Multivalent Tools: Extract Text

Extract Text

Extract text and more from any supported document type, including PDF, HTML, and DVI.

Extract

text, optionally normalized to Unicode
document structure
hyperlinks
layout (bounding boxes)
style (font, colors)

Since the extractors are based on the same engine that is used for rendering, they are not confused by markup or spacing; HTML pastes together words across style markup, and PDF tries hard to paste together words from fragments that may have been positioned with intervening kerning spacing.

Options

java tool.doc.ExtractText [options] URL|filename...

-output [format]
- unicode -- Extract text, normalized to Unicode. (Default.)
- doctree -- Display document tree, which is the primary internal runtime data structure for the document, as structure and text in XML syntax (but not necessarily well nested, which is required for valid XML).
- xml -- Output text content normalized to Unicode, and document structure as XML tags. Note that this does not convert the source document to XML! It reports results in XML syntax.
-bbox -- Report layout bounding boxes for structure and each word, in coordinates relative to a tag's parent tag. This requires document tree or XML output, above. The bounding box for the enclosed subtree is given on the bbox attribute in the form width x height @ x, y.
-links -- In Unicode text mode, output only the hyperlink URIs. In document tree and XML modes, also report hyperlinks, normalized to HTML a href=... syntax.
-span -- In addition to reporting structure in XML format, also report spans, which are used for hyperlinks and much of the formatting.
-style -- In XML mode, normalize styling information across document types into the following HTML tags: B, I, U, FONT (with FACE, SIZE, COLOR, and BACKGROUND-COLOR attributes). Mutually exclusive with -span.
-page range -- for paginated documents, extract text only in range

Examples

1. The default operation extracts text as Unicode, from any supported document format:

java tool.pdf.ExtractText Annotations.pdf

java -classpath .../Multivalent.jar:.../DVI.jar tool.doc.ExtractText tripman.dvi ls.1

2. Extract links

java tool.doc.ExtractText -links index.html PDFReference16.pdf tripman.dvi

3. Dump document tree

java tool.doc.ExtractText -output doctree -span -link tripman.dvi

4. XML

java tool.doc.ExtractText -output xml tripman.dvi

5. XML with layout and style

java tool.doc.ExtractText -output xml -bbox -style tripman.dvi

Technical Notes

Garbage text

Sometimes text that appears fine when rendered by the browser extracts as apparant garbage. Here are some issues:

Text may be drawn not with fonts but with vector shapes or in an image. Use OCR software to extract this text.
Some documents may not have any text. Paper scanned into images or PDF can be such a case. (Scanned paper can have OCR text hidden behind the paper image, and this tool will find that text.)
Text may not have a Unicode mapping. PDF Type 3 fonts often do not, and TeX DVI has characters that do not have Unicode equivalents.
The Unicode encoding may be buggy. Open Office maps some characters into the same Unicode, resulting in apparant letter dropping and doubling.
Some formats, such as PDF, can draw text out of reading order — in any order in fact. Text is extracted as it is encountered in the source. Further analysis by the user using layout coordinates can try to recover reading order.
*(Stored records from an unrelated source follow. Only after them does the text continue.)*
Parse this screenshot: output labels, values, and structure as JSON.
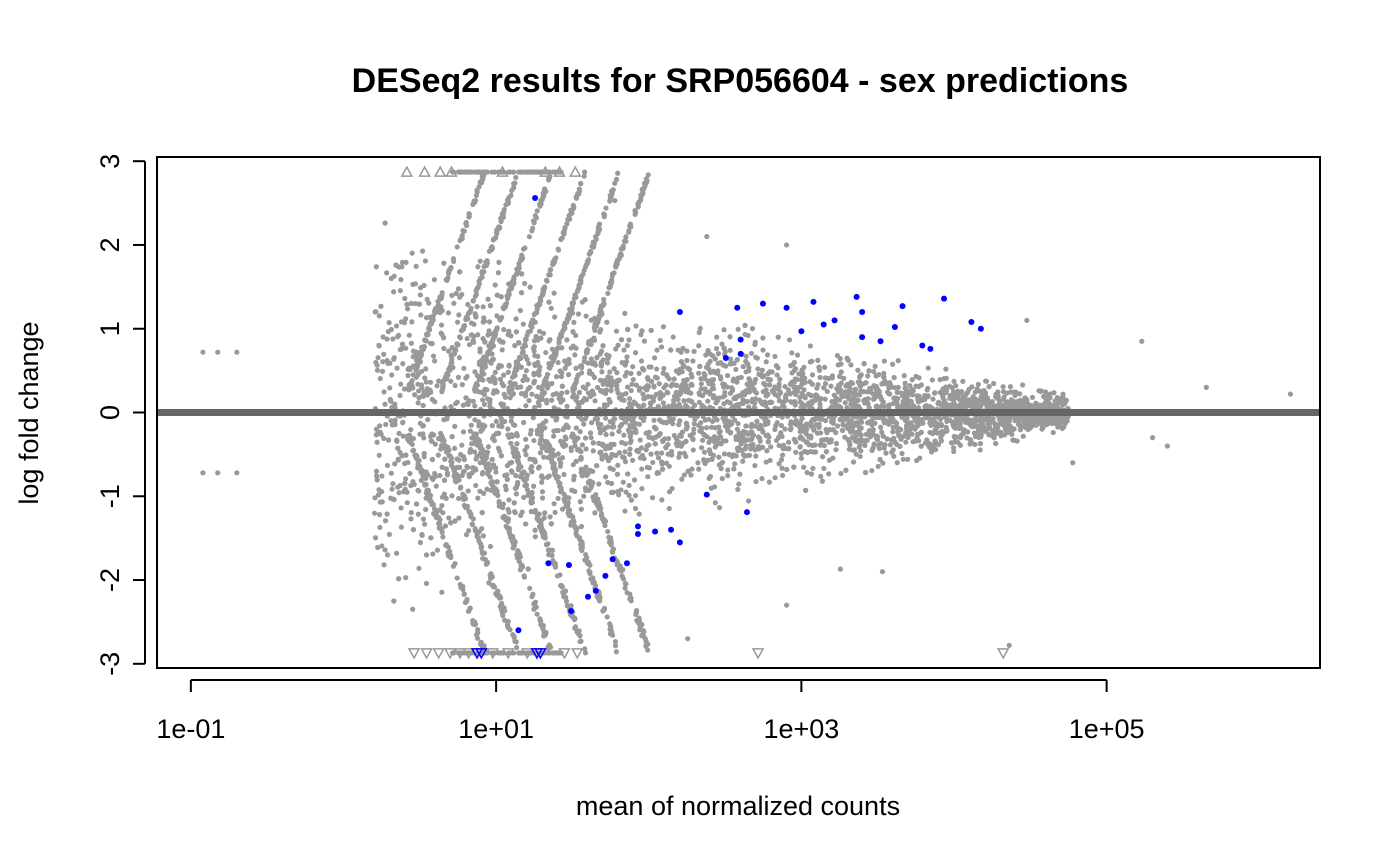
{
  "chart_data": {
    "type": "scatter",
    "title": "DESeq2 results for SRP056604 - sex predictions",
    "xlabel": "mean of normalized counts",
    "ylabel": "log fold change",
    "x_scale": "log10",
    "xlim": [
      0.06,
      2500000
    ],
    "ylim": [
      -3.05,
      3.05
    ],
    "x_ticks": [
      {
        "value": 0.1,
        "label": "1e-01"
      },
      {
        "value": 10,
        "label": "1e+01"
      },
      {
        "value": 1000,
        "label": "1e+03"
      },
      {
        "value": 100000,
        "label": "1e+05"
      }
    ],
    "y_ticks": [
      {
        "value": -3,
        "label": "-3"
      },
      {
        "value": -2,
        "label": "-2"
      },
      {
        "value": -1,
        "label": "-1"
      },
      {
        "value": 0,
        "label": "0"
      },
      {
        "value": 1,
        "label": "1"
      },
      {
        "value": 2,
        "label": "2"
      },
      {
        "value": 3,
        "label": "3"
      }
    ],
    "grid": false,
    "reference_line": {
      "y": 0,
      "color": "#666666"
    },
    "colors": {
      "not_significant": "#999999",
      "significant": "#0000ff",
      "frame": "#000000"
    },
    "series": [
      {
        "role": "significant",
        "color": "#0000ff",
        "marker": "circle",
        "points": [
          {
            "x": 18,
            "y": 2.56
          },
          {
            "x": 160,
            "y": 1.2
          },
          {
            "x": 380,
            "y": 1.25
          },
          {
            "x": 560,
            "y": 1.3
          },
          {
            "x": 800,
            "y": 1.25
          },
          {
            "x": 1200,
            "y": 1.32
          },
          {
            "x": 2300,
            "y": 1.38
          },
          {
            "x": 4600,
            "y": 1.27
          },
          {
            "x": 8600,
            "y": 1.36
          },
          {
            "x": 1000,
            "y": 0.97
          },
          {
            "x": 1400,
            "y": 1.05
          },
          {
            "x": 1650,
            "y": 1.1
          },
          {
            "x": 2500,
            "y": 1.2
          },
          {
            "x": 2500,
            "y": 0.9
          },
          {
            "x": 3300,
            "y": 0.85
          },
          {
            "x": 4100,
            "y": 1.02
          },
          {
            "x": 6200,
            "y": 0.8
          },
          {
            "x": 7000,
            "y": 0.76
          },
          {
            "x": 13000,
            "y": 1.08
          },
          {
            "x": 15000,
            "y": 1.0
          },
          {
            "x": 400,
            "y": 0.87
          },
          {
            "x": 400,
            "y": 0.7
          },
          {
            "x": 320,
            "y": 0.65
          },
          {
            "x": 240,
            "y": -0.98
          },
          {
            "x": 440,
            "y": -1.19
          },
          {
            "x": 85,
            "y": -1.36
          },
          {
            "x": 85,
            "y": -1.45
          },
          {
            "x": 110,
            "y": -1.42
          },
          {
            "x": 140,
            "y": -1.4
          },
          {
            "x": 160,
            "y": -1.55
          },
          {
            "x": 22,
            "y": -1.8
          },
          {
            "x": 30,
            "y": -1.82
          },
          {
            "x": 52,
            "y": -1.95
          },
          {
            "x": 58,
            "y": -1.75
          },
          {
            "x": 72,
            "y": -1.8
          },
          {
            "x": 45,
            "y": -2.13
          },
          {
            "x": 40,
            "y": -2.2
          },
          {
            "x": 31,
            "y": -2.37
          },
          {
            "x": 14,
            "y": -2.6
          }
        ],
        "clipped_low": [
          7.5,
          8.0,
          18.5,
          19.5
        ]
      },
      {
        "role": "not_significant",
        "color": "#999999",
        "marker": "circle",
        "note": "dense cloud of points; max |log fold change| envelope by mean count",
        "envelope": [
          {
            "x": 0.5,
            "upper": 3.0,
            "lower": -3.0
          },
          {
            "x": 1,
            "upper": 2.7,
            "lower": -2.7
          },
          {
            "x": 3,
            "upper": 2.4,
            "lower": -2.4
          },
          {
            "x": 10,
            "upper": 2.0,
            "lower": -2.2
          },
          {
            "x": 30,
            "upper": 1.5,
            "lower": -1.7
          },
          {
            "x": 100,
            "upper": 1.2,
            "lower": -1.3
          },
          {
            "x": 1000,
            "upper": 0.95,
            "lower": -0.95
          },
          {
            "x": 10000,
            "upper": 0.55,
            "lower": -0.55
          },
          {
            "x": 50000,
            "upper": 0.25,
            "lower": -0.25
          }
        ],
        "outliers": [
          {
            "x": 0.12,
            "y": 0.72
          },
          {
            "x": 0.15,
            "y": 0.72
          },
          {
            "x": 0.12,
            "y": -0.72
          },
          {
            "x": 0.15,
            "y": -0.72
          },
          {
            "x": 0.2,
            "y": 0.72
          },
          {
            "x": 0.2,
            "y": -0.72
          },
          {
            "x": 60,
            "y": 2.53
          },
          {
            "x": 240,
            "y": 2.1
          },
          {
            "x": 800,
            "y": 2.0
          },
          {
            "x": 170000,
            "y": 0.85
          },
          {
            "x": 450000,
            "y": 0.3
          },
          {
            "x": 1600000,
            "y": 0.22
          },
          {
            "x": 200000,
            "y": -0.3
          },
          {
            "x": 250000,
            "y": -0.4
          },
          {
            "x": 30000,
            "y": 1.1
          },
          {
            "x": 60000,
            "y": -0.6
          },
          {
            "x": 3400,
            "y": -1.9
          },
          {
            "x": 1800,
            "y": -1.87
          },
          {
            "x": 800,
            "y": -2.3
          },
          {
            "x": 180,
            "y": -2.7
          },
          {
            "x": 23000,
            "y": -2.78
          }
        ],
        "clipped_high": [
          2.6,
          3.4,
          4.3,
          5.1,
          11,
          21,
          26,
          33
        ],
        "clipped_low": [
          2.9,
          3.5,
          4.2,
          5.0,
          5.8,
          6.6,
          9.5,
          12,
          16,
          28,
          34,
          520,
          21000
        ]
      }
    ]
  }
}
PDF, especially, is susceptible to the above, so before reporting a bug check against a copy-and-paste in Acrobat.

Performance

Performance is generally excellent due to various technical optimizations, ranging from buffered I/O to skipping non-text elements such as images. If using this tool for mass text extraction, you should start java with the -server flag (note this flag is given to Java, as opposed to this tool):

java -server tool.ExtractText [options] files

While extraction on most formats is extremely fast, PDF takes more time because text is stored in fragments usually without spaces, and it must be analyzed to reassemble words and lines. Also, options that request layout and other options require more work and therefore more time. This tool first collects all text in a given document before returning it all at once; for PDFs that are complex and have many pages, this can take a minute or more.